Today, most of the defenses of traditional morality in the public square are pretty crappy. A lot of them are negative in formulation, reduced to exposing inconsistencies in the other side’s arguments, or warning of dire consequences if X or Y is allowed.   

Even many of those who generally support traditional morals feel that something is lacking in the political defenses of them.

So what happened? Why does traditional morality have such a hard time defending itself?  

Alasdair MacIntyre attempts an explanation in chapters 4 and 5 of his classic After Virtue.
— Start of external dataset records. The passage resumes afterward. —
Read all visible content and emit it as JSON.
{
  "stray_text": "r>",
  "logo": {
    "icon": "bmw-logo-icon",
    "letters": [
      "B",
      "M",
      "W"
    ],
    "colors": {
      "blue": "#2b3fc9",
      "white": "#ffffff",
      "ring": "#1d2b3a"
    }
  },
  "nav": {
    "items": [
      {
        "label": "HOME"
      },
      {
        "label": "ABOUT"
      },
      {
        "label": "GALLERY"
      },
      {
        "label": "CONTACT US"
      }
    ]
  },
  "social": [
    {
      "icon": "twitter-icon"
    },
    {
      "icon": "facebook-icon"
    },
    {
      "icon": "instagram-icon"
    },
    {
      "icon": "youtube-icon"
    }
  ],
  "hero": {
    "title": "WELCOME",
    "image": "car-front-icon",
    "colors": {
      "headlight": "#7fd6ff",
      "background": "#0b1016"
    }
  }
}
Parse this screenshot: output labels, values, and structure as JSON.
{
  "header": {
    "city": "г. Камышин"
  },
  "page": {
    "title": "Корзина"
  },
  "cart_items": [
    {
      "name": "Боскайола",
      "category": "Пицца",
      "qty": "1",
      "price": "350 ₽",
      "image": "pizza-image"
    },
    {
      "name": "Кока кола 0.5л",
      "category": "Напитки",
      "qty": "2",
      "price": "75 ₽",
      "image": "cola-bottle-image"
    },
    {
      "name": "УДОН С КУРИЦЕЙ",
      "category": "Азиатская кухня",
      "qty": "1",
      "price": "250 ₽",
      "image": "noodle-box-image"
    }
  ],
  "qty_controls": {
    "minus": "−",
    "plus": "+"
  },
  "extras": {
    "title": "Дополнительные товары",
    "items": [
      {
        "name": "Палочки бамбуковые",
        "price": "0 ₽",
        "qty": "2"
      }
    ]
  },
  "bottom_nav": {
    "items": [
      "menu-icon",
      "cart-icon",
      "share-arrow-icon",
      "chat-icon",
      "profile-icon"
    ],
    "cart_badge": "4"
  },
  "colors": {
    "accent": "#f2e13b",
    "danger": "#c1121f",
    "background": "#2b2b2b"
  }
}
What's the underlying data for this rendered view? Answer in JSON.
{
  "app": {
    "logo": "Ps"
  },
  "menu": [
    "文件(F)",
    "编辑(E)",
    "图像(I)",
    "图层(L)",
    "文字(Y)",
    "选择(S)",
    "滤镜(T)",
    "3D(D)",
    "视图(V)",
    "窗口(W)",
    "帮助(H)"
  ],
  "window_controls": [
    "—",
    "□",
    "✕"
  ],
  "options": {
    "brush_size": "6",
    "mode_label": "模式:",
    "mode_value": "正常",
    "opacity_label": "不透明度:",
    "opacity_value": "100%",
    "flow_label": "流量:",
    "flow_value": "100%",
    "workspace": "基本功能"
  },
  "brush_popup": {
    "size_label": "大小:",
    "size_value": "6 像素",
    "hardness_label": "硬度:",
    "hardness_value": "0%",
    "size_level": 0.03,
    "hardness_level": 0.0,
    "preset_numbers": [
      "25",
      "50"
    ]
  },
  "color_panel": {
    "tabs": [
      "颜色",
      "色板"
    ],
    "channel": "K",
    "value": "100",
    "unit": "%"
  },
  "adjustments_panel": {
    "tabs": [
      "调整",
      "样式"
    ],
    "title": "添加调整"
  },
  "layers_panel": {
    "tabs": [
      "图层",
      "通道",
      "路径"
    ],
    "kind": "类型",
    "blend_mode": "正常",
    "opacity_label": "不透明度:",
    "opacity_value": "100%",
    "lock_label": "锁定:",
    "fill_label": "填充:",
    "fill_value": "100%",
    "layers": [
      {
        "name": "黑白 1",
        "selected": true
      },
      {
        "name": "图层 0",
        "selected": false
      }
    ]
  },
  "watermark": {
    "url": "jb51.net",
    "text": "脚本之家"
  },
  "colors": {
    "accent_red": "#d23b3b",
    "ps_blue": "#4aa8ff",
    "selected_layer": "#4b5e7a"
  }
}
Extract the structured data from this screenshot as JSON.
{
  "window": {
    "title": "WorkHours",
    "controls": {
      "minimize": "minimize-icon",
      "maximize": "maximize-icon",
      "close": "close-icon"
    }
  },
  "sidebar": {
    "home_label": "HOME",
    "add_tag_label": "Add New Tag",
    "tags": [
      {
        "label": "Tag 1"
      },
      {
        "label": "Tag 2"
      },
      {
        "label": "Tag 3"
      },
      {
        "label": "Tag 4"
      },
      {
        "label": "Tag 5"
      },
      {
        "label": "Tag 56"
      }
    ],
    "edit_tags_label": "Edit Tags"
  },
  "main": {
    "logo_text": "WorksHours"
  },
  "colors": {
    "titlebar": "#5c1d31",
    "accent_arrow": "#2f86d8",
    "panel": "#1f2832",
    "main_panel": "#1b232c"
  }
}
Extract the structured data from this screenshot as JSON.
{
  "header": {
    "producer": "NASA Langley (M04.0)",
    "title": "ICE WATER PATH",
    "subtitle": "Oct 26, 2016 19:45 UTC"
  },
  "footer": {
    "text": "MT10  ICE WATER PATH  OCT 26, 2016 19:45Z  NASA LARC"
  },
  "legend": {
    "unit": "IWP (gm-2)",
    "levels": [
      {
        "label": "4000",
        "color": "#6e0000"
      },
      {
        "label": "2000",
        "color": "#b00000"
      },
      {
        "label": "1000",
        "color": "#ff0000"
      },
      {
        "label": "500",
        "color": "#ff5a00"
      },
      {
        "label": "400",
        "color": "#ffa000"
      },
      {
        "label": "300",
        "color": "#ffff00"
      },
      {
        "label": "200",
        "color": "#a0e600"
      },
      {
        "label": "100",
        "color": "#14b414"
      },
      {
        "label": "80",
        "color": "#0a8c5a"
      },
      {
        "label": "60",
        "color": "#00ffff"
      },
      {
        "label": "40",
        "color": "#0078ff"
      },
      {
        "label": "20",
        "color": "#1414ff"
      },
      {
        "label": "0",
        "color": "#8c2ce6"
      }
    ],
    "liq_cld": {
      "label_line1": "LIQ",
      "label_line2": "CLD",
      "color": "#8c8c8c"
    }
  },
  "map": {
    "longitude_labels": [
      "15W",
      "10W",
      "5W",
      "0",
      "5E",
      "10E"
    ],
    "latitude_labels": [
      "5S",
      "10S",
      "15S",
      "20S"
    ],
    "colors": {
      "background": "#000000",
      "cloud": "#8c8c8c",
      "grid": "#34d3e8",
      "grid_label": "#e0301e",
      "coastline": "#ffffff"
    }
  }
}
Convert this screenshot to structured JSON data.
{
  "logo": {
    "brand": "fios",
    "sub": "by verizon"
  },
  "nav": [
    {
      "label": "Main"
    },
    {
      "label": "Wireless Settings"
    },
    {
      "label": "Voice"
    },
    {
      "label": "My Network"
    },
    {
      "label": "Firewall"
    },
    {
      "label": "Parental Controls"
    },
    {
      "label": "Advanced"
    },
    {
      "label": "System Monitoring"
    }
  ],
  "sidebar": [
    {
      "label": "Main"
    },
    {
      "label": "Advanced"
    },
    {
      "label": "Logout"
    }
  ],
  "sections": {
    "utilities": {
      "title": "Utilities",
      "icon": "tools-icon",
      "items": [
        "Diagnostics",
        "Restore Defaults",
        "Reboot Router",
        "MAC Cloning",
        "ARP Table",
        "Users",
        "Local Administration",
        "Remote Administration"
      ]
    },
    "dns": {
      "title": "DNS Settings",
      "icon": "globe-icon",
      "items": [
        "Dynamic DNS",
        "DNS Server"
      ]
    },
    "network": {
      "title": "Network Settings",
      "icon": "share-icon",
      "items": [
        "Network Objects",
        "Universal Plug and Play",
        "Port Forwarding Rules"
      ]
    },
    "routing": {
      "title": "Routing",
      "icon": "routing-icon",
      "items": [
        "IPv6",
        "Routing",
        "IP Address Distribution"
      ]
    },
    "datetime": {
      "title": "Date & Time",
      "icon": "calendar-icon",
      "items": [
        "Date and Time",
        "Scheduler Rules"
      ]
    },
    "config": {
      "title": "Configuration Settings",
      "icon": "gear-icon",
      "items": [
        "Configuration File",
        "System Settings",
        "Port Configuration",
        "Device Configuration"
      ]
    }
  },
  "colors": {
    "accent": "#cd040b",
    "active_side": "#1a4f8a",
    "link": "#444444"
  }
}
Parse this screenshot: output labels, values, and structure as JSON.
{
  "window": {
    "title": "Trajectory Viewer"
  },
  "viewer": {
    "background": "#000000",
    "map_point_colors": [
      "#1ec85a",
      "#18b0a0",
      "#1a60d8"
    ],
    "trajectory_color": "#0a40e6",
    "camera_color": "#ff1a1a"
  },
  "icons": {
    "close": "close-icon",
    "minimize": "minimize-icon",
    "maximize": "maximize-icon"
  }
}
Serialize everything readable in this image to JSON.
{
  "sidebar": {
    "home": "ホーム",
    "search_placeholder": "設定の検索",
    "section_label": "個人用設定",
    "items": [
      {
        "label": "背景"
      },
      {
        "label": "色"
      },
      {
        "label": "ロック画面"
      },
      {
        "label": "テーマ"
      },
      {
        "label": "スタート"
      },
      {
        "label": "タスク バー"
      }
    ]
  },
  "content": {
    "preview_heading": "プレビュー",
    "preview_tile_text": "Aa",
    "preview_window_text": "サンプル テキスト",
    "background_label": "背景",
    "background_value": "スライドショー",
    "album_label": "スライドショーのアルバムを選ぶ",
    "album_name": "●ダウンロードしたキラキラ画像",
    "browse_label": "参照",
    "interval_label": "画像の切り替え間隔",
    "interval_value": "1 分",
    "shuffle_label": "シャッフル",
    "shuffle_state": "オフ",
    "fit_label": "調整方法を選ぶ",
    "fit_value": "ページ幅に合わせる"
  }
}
According to MacIntyre, up until the Enlightenment, morality in the Western world was based upon a traditional Aristotelian framework in which you have 1) human nature with all of its characteristics; 2) an end (telos) that human beings are trying to get to; 3) the morals that help human beings go from point A of their nature to point B of their end.

Aristotle and others in his philosophical tradition believed that people could rationally come to know this human nature, the goal of that nature, and the behaviors and characteristics needed to get there. MacIntyre argues that Judaism, Christianity, and Islam superadded divine revelation to this Aristotelian framework, but didn’t essentially change the framework itself.

But, exhausted by the upheaval of the Protestant Reformation and the religious wars of the 17th century, Enlightenment thinkers such as David Hume (d. 1776), Immanuel Kant (d. 1804), and Søren Kierkegaard (d. 1855) tried to find a new basis of morality – one freed from any overarching, religiously-informed view of man and his supposed purpose in life. They wanted to keep the traditional morals, but to untether them from the Aristotelian framework in which they were originally formulated.

They failed.

In fact, MacIntyre maintains that the Enlightenment project of justifying morality “had to fail.” The traditional morals it upheld were now “incoherent fragments of a once coherent scheme of thought and action.” Ethical behaviors such as acting justly toward other, keeping promises, and entering into marriage were still promoted, but their performance was now no longer connected with an agreed upon goal of human life. Shorn of their original context, traditional morals no longer made sense.

The failed Enlightenment attempt to justify morality thus paved the way for the moral relativism and incoherence of moral disagreements today. For, as MacIntyre writes, “Once the notion of essential human purposes or functions disappears from morality, it begins to appear implausible to treat moral judgments as factual states.”

As a result, we now live in a world where those who tell you to do something may very well not have a good answer to the question “Why?”?